Письмо, найденное утром в почтовом ящике, оказалось кратким.
“Уважаемая Альбина Германовна!
Федеральная служба исполнения наказаний вынуждена известить Вас о том, что в соответствии с Постановлением правительства от 201... года “О статусе документов, удостоверяющих личность” (параграф 13, пункт 2), вы подлежите установленому наказанию и будете расстреляны. Дата расстрела, согласно параграфа 15, пункта 5 данного постановления, будет назначена не позднее месяца от даты отправки извещения.
С уважением, старший инспектор Службы Архипов А. Ф.
Дата, подпись.”
Альбина в очередной раз перечитала короткий текст, чувствуя, как сгущается холод в животе и кружится голова.
Паспорт она потеряла еще в январе. Потеряла до обидного глупо: достала из сумочки в кредитном отделе магазина, - и напрочь забыла о нем, уходя домой с вожделенным ноутбуком... Когда, обнаружив отсуствие документа и получив качественный втык от мамы, девушка прибежала обратно - документ найти не смогли. Ни на стойке менеджера, ни возле шкафчиков временного хранения, ни в зале... нигде.

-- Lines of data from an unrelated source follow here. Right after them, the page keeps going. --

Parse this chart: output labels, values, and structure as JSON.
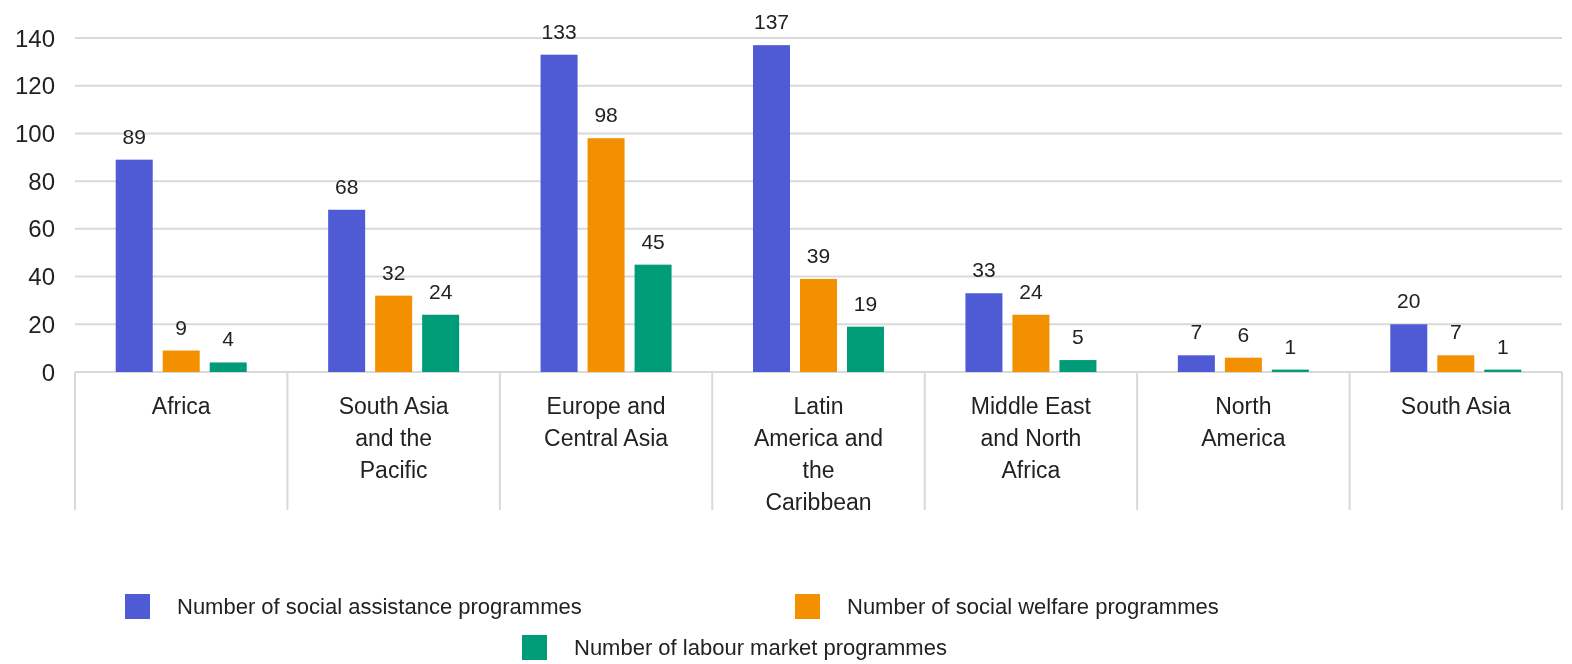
{
  "chart_data": {
    "type": "bar",
    "categories": [
      "Africa",
      "South Asia and the Pacific",
      "Europe and Central Asia",
      "Latin America and the Caribbean",
      "Middle East and North Africa",
      "North America",
      "South Asia"
    ],
    "series": [
      {
        "name": "Number of social assistance programmes",
        "color": "#4f5bd5",
        "values": [
          89,
          68,
          133,
          137,
          33,
          7,
          20
        ]
      },
      {
        "name": "Number of social welfare programmes",
        "color": "#f39000",
        "values": [
          9,
          32,
          98,
          39,
          24,
          6,
          7
        ]
      },
      {
        "name": "Number of labour market programmes",
        "color": "#009b77",
        "values": [
          4,
          24,
          45,
          19,
          5,
          1,
          1
        ]
      }
    ],
    "ylim": [
      0,
      140
    ],
    "yticks": [
      0,
      20,
      40,
      60,
      80,
      100,
      120,
      140
    ],
    "grid": "y",
    "legend": "bottom",
    "data_labels": true
  }
}
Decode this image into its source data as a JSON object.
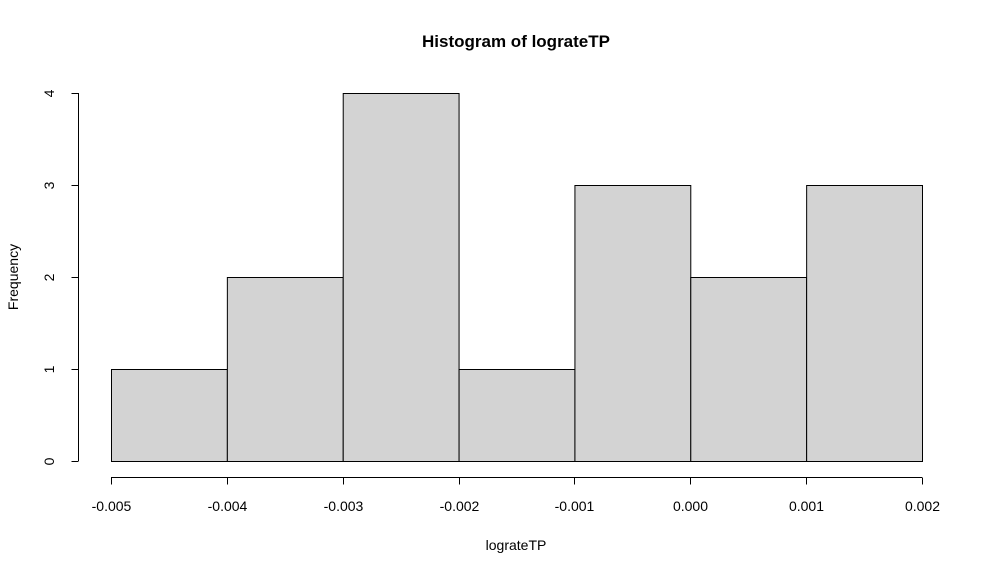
{
  "chart_data": {
    "type": "bar",
    "title": "Histogram of lograteTP",
    "xlabel": "lograteTP",
    "ylabel": "Frequency",
    "bin_edges": [
      -0.005,
      -0.004,
      -0.003,
      -0.002,
      -0.001,
      0.0,
      0.001,
      0.002
    ],
    "values": [
      1,
      2,
      4,
      1,
      3,
      2,
      3
    ],
    "xlim": [
      -0.005,
      0.002
    ],
    "ylim": [
      0,
      4
    ],
    "x_ticks": [
      "-0.005",
      "-0.004",
      "-0.003",
      "-0.002",
      "-0.001",
      "0.000",
      "0.001",
      "0.002"
    ],
    "y_ticks": [
      "0",
      "1",
      "2",
      "3",
      "4"
    ],
    "bar_color": "#d3d3d3",
    "grid": false,
    "legend": "none"
  }
}
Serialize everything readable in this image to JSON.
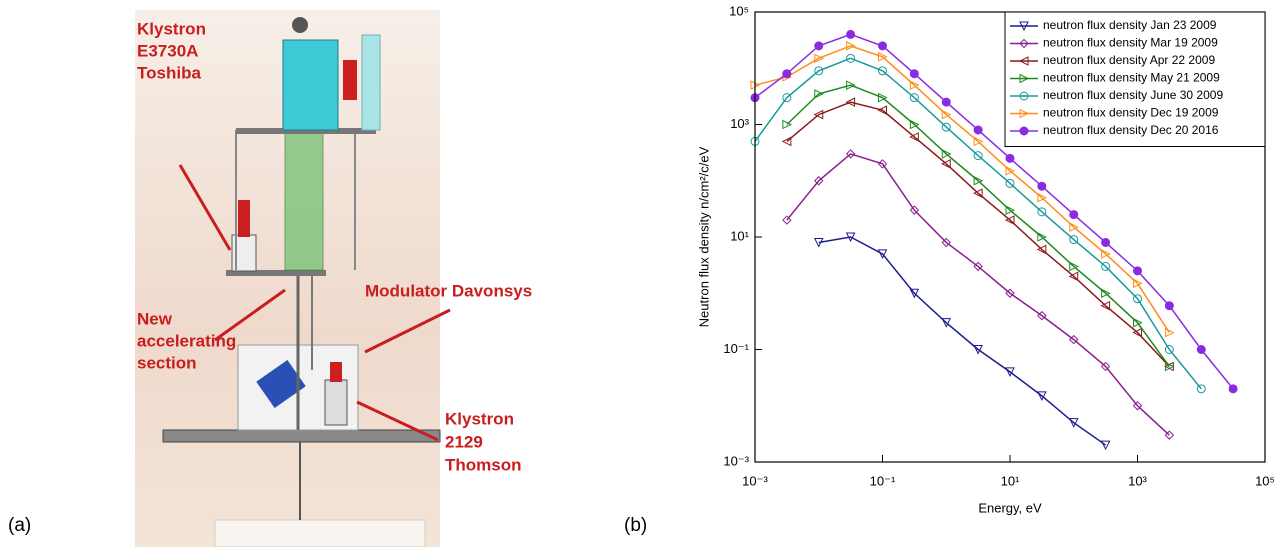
{
  "panel_labels": [
    "(a)",
    "(b)"
  ],
  "diagram": {
    "labels": [
      {
        "lines": [
          "Klystron",
          "E3730A",
          "Toshiba"
        ]
      },
      {
        "lines": [
          "New",
          "accelerating",
          "section"
        ]
      },
      {
        "lines": [
          "Modulator Davonsys"
        ]
      },
      {
        "lines": [
          "Klystron",
          "2129",
          "Thomson"
        ]
      }
    ]
  },
  "chart_data": {
    "type": "line",
    "xlabel": "Energy, eV",
    "ylabel": "Neutron flux density n/cm²/c/eV",
    "log_x": true,
    "log_y": true,
    "x": [
      0.001,
      0.00316,
      0.01,
      0.0316,
      0.1,
      0.316,
      1,
      3.16,
      10,
      31.6,
      100,
      316,
      1000,
      3160,
      10000,
      31600
    ],
    "xlim": [
      0.001,
      100000
    ],
    "ylim": [
      0.001,
      100000
    ],
    "xticks": [
      {
        "value": 0.001,
        "label": "10⁻³"
      },
      {
        "value": 0.1,
        "label": "10⁻¹"
      },
      {
        "value": 10,
        "label": "10¹"
      },
      {
        "value": 1000,
        "label": "10³"
      },
      {
        "value": 100000,
        "label": "10⁵"
      }
    ],
    "yticks": [
      {
        "value": 0.001,
        "label": "10⁻³"
      },
      {
        "value": 0.1,
        "label": "10⁻¹"
      },
      {
        "value": 10,
        "label": "10¹"
      },
      {
        "value": 1000,
        "label": "10³"
      },
      {
        "value": 100000,
        "label": "10⁵"
      }
    ],
    "legend": "top-right",
    "series": [
      {
        "name": "neutron flux density Jan 23 2009",
        "color": "#1c1c8f",
        "marker": "triangle-down",
        "values": [
          null,
          null,
          8,
          10,
          5,
          1,
          0.3,
          0.1,
          0.04,
          0.015,
          0.005,
          0.002,
          null,
          null,
          null,
          null
        ]
      },
      {
        "name": "neutron flux density Mar 19 2009",
        "color": "#8b1e8b",
        "marker": "diamond",
        "values": [
          null,
          20,
          100,
          300,
          200,
          30,
          8,
          3,
          1,
          0.4,
          0.15,
          0.05,
          0.01,
          0.003,
          null,
          null
        ]
      },
      {
        "name": "neutron flux density Apr 22 2009",
        "color": "#8b1a1a",
        "marker": "triangle-left",
        "values": [
          null,
          500,
          1500,
          2500,
          1800,
          600,
          200,
          60,
          20,
          6,
          2,
          0.6,
          0.2,
          0.05,
          null,
          null
        ]
      },
      {
        "name": "neutron flux density May 21 2009",
        "color": "#1f8a1f",
        "marker": "triangle-right",
        "values": [
          null,
          1000,
          3500,
          5000,
          3000,
          1000,
          300,
          100,
          30,
          10,
          3,
          1,
          0.3,
          0.05,
          null,
          null
        ]
      },
      {
        "name": "neutron flux density June 30 2009",
        "color": "#1a9a9a",
        "marker": "circle",
        "values": [
          500,
          3000,
          9000,
          15000,
          9000,
          3000,
          900,
          280,
          90,
          28,
          9,
          3,
          0.8,
          0.1,
          0.02,
          null
        ]
      },
      {
        "name": "neutron flux density Dec 19 2009",
        "color": "#ff8c1a",
        "marker": "triangle-right",
        "values": [
          5000,
          7000,
          15000,
          25000,
          16000,
          5000,
          1500,
          500,
          150,
          50,
          15,
          5,
          1.5,
          0.2,
          null,
          null
        ]
      },
      {
        "name": "neutron flux density Dec 20 2016",
        "color": "#8a2be2",
        "marker": "filled-circle",
        "values": [
          3000,
          8000,
          25000,
          40000,
          25000,
          8000,
          2500,
          800,
          250,
          80,
          25,
          8,
          2.5,
          0.6,
          0.1,
          0.02
        ]
      }
    ]
  }
}
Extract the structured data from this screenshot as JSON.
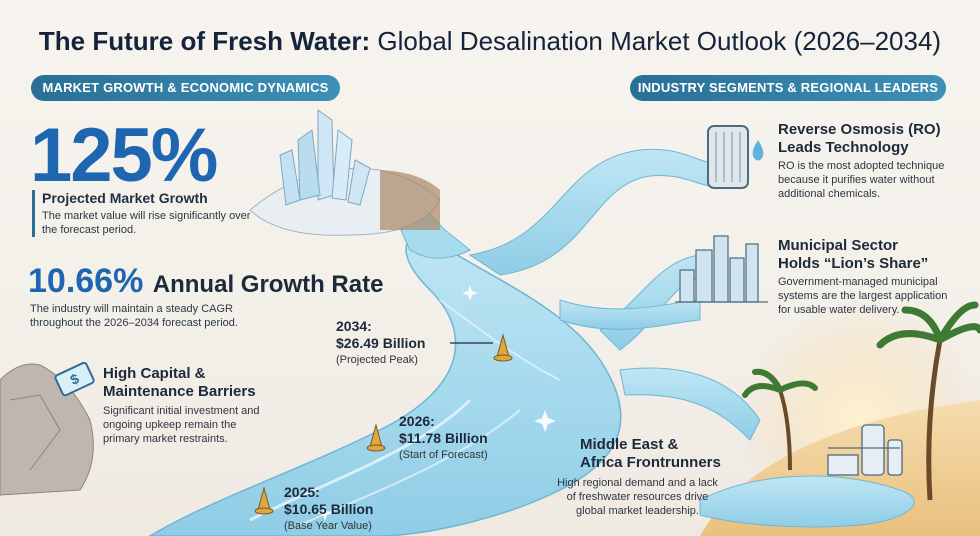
{
  "title": {
    "bold": "The Future of Fresh Water:",
    "rest": " Global Desalination Market Outlook (2026–2034)"
  },
  "sections": {
    "left": "MARKET GROWTH & ECONOMIC DYNAMICS",
    "right": "INDUSTRY SEGMENTS & REGIONAL LEADERS"
  },
  "stats": {
    "growth": {
      "value": "125%",
      "label": "Projected Market Growth",
      "desc": "The market value will rise significantly over the forecast period."
    },
    "cagr": {
      "value": "10.66%",
      "label": "Annual Growth Rate",
      "desc": "The industry will maintain a steady CAGR throughout the 2026–2034 forecast period."
    },
    "barriers": {
      "title_l1": "High Capital &",
      "title_l2": "Maintenance Barriers",
      "desc": "Significant initial investment and ongoing upkeep remain the primary market restraints."
    }
  },
  "markers": [
    {
      "year": "2034:",
      "value": "$26.49 Billion",
      "note": "(Projected Peak)"
    },
    {
      "year": "2026:",
      "value": "$11.78 Billion",
      "note": "(Start of Forecast)"
    },
    {
      "year": "2025:",
      "value": "$10.65 Billion",
      "note": "(Base Year Value)"
    }
  ],
  "segments": {
    "ro": {
      "title_l1": "Reverse Osmosis (RO)",
      "title_l2": "Leads Technology",
      "desc": "RO is the most adopted technique because it purifies water without additional chemicals."
    },
    "municipal": {
      "title_l1": "Municipal Sector",
      "title_l2": "Holds “Lion’s Share”",
      "desc": "Government-managed municipal systems are the largest application for usable water delivery."
    },
    "mea": {
      "title_l1": "Middle East &",
      "title_l2": "Africa Frontrunners",
      "desc": "High regional demand and a lack of freshwater resources drive global market leadership."
    }
  },
  "colors": {
    "accent_blue": "#1e66b0",
    "pill_blue": "#2f7aa3",
    "river": "#9fd6ea",
    "buoy": "#e0a640"
  },
  "icons": [
    "salt-crystal-icon",
    "price-tag-icon",
    "rock-icon",
    "ro-filter-icon",
    "water-drop-icon",
    "city-skyline-icon",
    "palm-tree-icon",
    "desalination-plant-icon",
    "buoy-icon"
  ]
}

Мысли о том, что придется снова выстаивать длиннющую очередь в ЖЭКе, да потом еще одну, похлеще, в милицейском паспортном столе - была настолько неприятной, что Альбина с легким сердцем отложила всю эту канитель на потом. До лучших времен.
Дождалась. Дооткладывалась...
Известие о том, что за потерю паспорта теперь будут расстреливать, появилось в газетах первого апреля. И, понятное дело, было встречено гомерическим хохотом... Шутку посчитали очень удачной. Альбина прочитала о ней в Сети, посмеялась... и забыла. Тем более, что автором этой блестящей идеи был давно известный своей экстравагантностью депутат из Питера.
Господи, ну что же теперь делать?
- Что с тобой? - всполошилась мама вечером, едва переступив порог и увидев лицо дочери.
Альбина молча протянула распечатанный конверт.
Мать пробежала глазами по строчкам, потом еще раз и еще... застыла, прижав руки к лицу... Проклятый лист медленно спланировал на пол.
- Ой. Ой. Ой, горе-то какое...
Потом вдруг быстро, воровато оглянулась - не видел ли кто? - подобрала, отряхнула письмо и сунула в конверт, осторожно, будто драгоценность. Ее лицо, обращенное к дочери, странно искажалось - на нем словно бы с огромной скоростью сменяли друг друга разные эмоции. Изумление, ужас, боль, растерянность - и наконец, злость.
Альбина шагнула к матери.
- Мам, ну подожди... Может, просто пошутил кто-то? Ну в конце концов, это же глупость какая-то...
- Это все ты! Ты сама!
- Мама, что с тобой?
- Ты сама во всем виновата! Кто тебя просил... сколько раз, сколько раз я тебе говорила! Эти твои компьютеры, эти твои кредиты... нельзя!
- Что нельзя, мама?
- Нельзя… нельзя быт такой безответственной, вот! Рассеянной!
- Мам, ну при чем здесь...
- Молчи! Что ты теперь делать будешь, а? Еще спорит.. а я? Мне-то за что?
Мать обожгла Альбину взглядом, повернулась - и больше не говоря ни слова, скрылась в своей комнате.
Вечером, когда девушка уже легла, мать пришла к ней и села на краешек постели. Альбина даже обрадовалась, решив, что сейчас они, наконец, спокойно поговорят об этой ненормальной, невозможной случайности, и конечно же поймут, как во всем разобраться, но... Мать плакала, говорила что-то бессвязное, одновременно и жалея дочь, и вновь упрекая.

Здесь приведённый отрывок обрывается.